China--September 17, 2023, the Center for Drug Evaluation (CDE) of the China National Medical Products Administration (NMPA) announced on its official website that Qilu Pharmaceutical's application for the marketing approval of Category 1 new drug, Iparomlimab Injection, has been accepted. According to publicly available information from Qilu Pharmaceutical, this is a PD-1 targeting IgG4 antibody being developed for the treatment of various types of cancer.

According to the Chinese Clinical Trial Registry and Information Disclosure Platform for Drugs, Qilu Pharmaceutical is developing a combination antibody, QL1706, consisting of Iparomlimab and Tuvonralimab. It is being developed for the treatment of multiple types of cancer, including cervical cancer, hepatocellular carcinoma, non-small cell lung cancer, nasopharyngeal carcinoma, colorectal cancer, and renal cell carcinoma.
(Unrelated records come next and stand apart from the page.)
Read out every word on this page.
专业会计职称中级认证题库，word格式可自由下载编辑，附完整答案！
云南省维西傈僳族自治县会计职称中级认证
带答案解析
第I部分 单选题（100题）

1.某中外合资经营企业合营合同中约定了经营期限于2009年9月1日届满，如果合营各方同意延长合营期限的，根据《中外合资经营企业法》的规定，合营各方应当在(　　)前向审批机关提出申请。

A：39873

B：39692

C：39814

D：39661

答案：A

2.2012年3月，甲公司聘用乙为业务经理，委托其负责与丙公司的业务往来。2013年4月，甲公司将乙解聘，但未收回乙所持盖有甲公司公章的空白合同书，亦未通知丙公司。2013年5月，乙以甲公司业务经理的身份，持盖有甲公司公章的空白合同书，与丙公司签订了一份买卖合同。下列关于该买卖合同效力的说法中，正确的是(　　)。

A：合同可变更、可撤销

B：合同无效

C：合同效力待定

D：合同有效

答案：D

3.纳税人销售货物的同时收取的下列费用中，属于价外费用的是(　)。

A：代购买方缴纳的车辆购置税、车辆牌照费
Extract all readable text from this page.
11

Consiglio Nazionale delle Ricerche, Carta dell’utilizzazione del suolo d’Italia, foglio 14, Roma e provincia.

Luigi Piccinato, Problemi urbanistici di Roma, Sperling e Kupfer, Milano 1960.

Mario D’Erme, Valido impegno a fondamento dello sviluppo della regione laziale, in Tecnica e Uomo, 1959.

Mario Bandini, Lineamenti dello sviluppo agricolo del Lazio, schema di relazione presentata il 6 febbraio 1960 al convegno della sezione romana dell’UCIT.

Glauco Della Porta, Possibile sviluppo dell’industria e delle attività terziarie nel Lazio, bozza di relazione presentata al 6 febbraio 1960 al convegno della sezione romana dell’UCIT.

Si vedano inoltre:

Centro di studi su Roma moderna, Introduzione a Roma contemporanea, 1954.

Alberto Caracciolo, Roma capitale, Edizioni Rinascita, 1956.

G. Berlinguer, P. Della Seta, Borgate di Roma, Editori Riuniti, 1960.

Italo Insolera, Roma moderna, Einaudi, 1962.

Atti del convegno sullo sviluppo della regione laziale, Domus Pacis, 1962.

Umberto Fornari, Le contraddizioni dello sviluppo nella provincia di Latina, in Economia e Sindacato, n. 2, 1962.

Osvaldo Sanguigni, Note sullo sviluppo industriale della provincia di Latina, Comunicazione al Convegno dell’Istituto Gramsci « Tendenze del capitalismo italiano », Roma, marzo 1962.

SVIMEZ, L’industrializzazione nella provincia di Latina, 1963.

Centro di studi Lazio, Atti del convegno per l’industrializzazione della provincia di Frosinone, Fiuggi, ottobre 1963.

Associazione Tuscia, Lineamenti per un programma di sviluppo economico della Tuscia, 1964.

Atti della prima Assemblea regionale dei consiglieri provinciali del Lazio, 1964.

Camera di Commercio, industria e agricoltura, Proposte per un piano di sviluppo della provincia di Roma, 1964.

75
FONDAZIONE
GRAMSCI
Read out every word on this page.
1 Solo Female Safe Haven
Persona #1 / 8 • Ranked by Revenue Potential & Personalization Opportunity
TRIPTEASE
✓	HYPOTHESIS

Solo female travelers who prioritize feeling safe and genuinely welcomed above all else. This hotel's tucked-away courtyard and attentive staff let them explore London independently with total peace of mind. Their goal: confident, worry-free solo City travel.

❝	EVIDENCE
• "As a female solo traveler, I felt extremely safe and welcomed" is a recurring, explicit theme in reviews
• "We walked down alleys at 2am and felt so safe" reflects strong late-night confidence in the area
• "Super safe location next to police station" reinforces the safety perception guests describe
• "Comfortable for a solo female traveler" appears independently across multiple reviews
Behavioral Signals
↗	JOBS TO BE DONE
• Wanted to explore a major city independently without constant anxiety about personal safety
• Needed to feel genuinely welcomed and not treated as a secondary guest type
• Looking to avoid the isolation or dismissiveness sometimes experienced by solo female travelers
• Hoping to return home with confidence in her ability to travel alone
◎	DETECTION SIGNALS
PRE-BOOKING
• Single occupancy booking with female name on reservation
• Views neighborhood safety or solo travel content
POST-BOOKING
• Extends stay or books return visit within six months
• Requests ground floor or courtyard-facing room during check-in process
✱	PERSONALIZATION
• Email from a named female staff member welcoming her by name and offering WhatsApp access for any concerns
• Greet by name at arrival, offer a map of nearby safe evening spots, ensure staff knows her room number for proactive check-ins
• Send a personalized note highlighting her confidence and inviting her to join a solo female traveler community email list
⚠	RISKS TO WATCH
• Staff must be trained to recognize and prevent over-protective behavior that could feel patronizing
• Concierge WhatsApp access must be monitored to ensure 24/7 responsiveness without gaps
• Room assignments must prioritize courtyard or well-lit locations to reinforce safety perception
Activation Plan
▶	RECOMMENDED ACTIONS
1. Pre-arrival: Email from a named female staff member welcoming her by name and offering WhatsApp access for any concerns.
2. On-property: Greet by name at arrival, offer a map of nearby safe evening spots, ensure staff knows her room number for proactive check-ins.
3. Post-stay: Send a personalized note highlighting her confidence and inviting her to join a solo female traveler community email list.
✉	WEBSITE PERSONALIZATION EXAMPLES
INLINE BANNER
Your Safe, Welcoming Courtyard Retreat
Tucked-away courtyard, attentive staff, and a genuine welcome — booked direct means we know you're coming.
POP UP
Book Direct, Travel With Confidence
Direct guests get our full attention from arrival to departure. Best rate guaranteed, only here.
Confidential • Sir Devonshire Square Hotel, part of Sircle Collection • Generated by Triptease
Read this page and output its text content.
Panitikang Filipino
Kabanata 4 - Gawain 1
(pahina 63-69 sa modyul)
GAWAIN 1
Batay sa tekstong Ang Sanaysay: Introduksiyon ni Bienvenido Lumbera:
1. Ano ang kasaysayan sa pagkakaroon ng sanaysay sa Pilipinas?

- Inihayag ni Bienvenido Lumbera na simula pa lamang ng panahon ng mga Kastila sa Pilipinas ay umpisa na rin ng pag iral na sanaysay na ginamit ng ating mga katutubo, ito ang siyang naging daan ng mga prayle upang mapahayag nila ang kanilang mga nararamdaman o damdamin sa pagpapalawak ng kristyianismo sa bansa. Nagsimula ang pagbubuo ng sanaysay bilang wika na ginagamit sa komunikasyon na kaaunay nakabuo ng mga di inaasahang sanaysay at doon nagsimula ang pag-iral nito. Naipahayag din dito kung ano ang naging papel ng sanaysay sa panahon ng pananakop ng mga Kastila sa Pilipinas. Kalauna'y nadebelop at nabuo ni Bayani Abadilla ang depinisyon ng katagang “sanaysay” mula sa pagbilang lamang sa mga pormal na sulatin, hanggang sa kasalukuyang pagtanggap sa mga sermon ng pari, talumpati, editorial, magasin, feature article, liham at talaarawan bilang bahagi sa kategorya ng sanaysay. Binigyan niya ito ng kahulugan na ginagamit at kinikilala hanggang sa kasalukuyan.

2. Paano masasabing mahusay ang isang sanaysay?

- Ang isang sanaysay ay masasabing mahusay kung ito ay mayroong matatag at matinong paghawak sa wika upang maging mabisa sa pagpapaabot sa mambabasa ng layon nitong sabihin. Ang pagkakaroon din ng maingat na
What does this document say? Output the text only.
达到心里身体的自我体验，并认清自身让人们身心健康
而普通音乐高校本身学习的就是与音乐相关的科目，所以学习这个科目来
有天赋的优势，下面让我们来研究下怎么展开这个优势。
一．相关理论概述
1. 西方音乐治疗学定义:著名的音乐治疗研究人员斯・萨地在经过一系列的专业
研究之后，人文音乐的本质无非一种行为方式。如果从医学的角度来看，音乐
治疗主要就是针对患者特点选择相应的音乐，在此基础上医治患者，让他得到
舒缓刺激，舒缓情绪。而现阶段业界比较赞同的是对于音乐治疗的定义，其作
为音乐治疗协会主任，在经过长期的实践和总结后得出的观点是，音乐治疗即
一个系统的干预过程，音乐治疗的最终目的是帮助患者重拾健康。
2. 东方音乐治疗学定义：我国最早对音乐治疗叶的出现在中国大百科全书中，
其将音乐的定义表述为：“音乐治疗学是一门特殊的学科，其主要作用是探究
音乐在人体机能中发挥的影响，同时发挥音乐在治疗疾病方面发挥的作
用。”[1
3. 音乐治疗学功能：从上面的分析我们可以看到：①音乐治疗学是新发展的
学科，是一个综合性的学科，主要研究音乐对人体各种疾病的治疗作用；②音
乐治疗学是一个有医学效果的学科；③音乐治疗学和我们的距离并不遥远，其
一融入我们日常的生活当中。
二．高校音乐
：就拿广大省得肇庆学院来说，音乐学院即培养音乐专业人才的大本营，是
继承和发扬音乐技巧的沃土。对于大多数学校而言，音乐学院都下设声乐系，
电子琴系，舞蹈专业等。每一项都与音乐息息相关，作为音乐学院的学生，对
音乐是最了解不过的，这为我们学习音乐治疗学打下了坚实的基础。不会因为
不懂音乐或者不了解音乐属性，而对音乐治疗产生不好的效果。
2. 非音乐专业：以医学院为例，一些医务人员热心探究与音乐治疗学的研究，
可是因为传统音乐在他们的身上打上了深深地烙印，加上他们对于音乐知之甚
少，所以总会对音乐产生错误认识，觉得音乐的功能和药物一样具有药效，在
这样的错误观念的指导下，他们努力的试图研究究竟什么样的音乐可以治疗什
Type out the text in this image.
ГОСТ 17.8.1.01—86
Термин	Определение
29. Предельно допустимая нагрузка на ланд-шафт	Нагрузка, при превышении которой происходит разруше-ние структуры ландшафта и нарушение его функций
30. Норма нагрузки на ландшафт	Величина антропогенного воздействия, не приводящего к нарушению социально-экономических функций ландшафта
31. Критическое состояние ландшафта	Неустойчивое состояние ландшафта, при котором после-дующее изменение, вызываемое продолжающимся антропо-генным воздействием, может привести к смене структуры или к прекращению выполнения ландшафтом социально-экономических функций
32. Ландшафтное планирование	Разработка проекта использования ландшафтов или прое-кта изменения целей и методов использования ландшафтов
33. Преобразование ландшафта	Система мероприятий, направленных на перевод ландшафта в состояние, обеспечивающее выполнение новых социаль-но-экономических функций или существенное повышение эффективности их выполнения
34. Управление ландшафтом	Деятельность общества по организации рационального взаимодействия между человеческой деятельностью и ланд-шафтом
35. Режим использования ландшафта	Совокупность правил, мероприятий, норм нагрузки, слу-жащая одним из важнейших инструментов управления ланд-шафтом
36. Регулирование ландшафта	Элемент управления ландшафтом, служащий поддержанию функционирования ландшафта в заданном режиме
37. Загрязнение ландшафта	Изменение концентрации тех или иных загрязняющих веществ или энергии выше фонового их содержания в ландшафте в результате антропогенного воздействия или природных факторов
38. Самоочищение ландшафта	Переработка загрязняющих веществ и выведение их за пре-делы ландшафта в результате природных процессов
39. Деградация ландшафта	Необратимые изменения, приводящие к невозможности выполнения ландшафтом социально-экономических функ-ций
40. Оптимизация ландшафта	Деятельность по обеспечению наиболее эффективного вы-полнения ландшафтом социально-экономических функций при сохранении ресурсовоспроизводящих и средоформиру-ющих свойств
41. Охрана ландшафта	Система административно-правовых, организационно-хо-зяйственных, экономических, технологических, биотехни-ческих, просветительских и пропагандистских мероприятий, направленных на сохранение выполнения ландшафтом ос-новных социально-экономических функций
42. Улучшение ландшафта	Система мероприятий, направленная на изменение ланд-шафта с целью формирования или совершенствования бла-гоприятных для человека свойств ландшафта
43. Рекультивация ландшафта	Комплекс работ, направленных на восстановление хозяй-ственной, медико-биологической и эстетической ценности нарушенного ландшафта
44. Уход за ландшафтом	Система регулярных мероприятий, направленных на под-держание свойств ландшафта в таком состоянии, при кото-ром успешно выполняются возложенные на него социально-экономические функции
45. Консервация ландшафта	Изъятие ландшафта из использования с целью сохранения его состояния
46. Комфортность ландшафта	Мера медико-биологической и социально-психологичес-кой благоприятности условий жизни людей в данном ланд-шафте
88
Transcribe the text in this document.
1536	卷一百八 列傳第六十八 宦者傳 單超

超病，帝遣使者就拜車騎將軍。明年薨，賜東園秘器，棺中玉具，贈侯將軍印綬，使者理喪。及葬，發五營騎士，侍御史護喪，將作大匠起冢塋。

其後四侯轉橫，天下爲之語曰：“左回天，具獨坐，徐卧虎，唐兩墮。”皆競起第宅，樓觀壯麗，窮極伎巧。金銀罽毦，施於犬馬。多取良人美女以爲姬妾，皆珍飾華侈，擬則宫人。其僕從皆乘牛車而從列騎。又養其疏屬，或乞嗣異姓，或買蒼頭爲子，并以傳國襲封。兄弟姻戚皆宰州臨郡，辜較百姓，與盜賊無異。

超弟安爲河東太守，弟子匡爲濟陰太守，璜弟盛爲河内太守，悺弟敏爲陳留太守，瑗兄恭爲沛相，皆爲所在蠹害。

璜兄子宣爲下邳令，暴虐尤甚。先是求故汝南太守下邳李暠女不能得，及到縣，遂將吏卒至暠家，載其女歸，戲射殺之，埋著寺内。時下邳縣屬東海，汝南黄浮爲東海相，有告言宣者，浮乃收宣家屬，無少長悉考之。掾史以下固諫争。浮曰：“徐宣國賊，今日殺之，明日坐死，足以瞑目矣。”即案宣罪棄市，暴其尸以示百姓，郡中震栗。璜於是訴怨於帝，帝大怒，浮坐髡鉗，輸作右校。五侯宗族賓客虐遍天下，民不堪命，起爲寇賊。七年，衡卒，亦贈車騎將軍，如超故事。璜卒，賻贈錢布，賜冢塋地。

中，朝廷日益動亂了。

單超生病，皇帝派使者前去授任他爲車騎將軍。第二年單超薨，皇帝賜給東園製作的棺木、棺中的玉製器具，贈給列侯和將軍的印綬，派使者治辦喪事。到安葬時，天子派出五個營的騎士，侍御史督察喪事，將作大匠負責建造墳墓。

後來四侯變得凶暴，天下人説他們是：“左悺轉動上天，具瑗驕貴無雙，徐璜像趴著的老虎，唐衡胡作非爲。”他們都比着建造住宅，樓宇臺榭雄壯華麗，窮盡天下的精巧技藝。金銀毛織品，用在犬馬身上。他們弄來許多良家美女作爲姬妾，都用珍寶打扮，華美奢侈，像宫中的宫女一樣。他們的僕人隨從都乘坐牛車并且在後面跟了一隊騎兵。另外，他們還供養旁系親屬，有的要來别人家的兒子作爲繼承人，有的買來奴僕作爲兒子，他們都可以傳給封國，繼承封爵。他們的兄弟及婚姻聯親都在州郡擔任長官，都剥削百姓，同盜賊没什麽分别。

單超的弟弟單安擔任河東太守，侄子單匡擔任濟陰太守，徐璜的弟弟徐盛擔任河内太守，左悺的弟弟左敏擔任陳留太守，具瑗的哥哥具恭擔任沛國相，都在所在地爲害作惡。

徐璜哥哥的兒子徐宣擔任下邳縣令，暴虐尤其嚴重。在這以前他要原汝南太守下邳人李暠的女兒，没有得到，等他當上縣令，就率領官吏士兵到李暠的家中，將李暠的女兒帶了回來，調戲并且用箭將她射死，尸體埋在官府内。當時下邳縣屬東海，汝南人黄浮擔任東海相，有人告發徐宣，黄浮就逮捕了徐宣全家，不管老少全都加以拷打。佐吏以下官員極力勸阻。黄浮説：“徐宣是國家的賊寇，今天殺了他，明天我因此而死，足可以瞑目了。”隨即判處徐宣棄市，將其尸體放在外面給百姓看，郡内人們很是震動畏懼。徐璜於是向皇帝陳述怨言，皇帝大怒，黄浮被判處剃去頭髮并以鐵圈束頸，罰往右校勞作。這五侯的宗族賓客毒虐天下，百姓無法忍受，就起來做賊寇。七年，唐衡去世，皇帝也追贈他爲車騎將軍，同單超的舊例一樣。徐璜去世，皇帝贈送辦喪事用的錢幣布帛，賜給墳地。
QL1706 is a dual-functional combination antibody that utilizes the novel combination antibody technology platform, MabPair, to simultaneously produce two engineered monoclonal antibodies in a single cell at a ratio of approximately 2:1.

QL1706 can simultaneously inhibit PD-1 and CTLA-4, with the CTLA-4 antibody component having a shorter half-life and shorter antibody exposure time within a dosing cycle. Therefore, QL1706 not only possesses a synergistic mechanism of blocking both PD-1 and CTLA-4 but also reduces the toxicity associated with CTLA-4 antibody production.

In December 2022, Qilu Pharmaceutical also presented the results of a Phase 2 clinical study of QL1706 in combination with chemotherapy +/- bevacizumab for the treatment of advanced NSCLC at the ESMO 2022 Asia Congress in the form of a poster. The trial data showed that in patients with advanced NSCLC who were wild-type for EGFR, the DCR reached 93.1%. In patients with EGFR-mutant advanced NSCLC, the DCR reached 93.5%.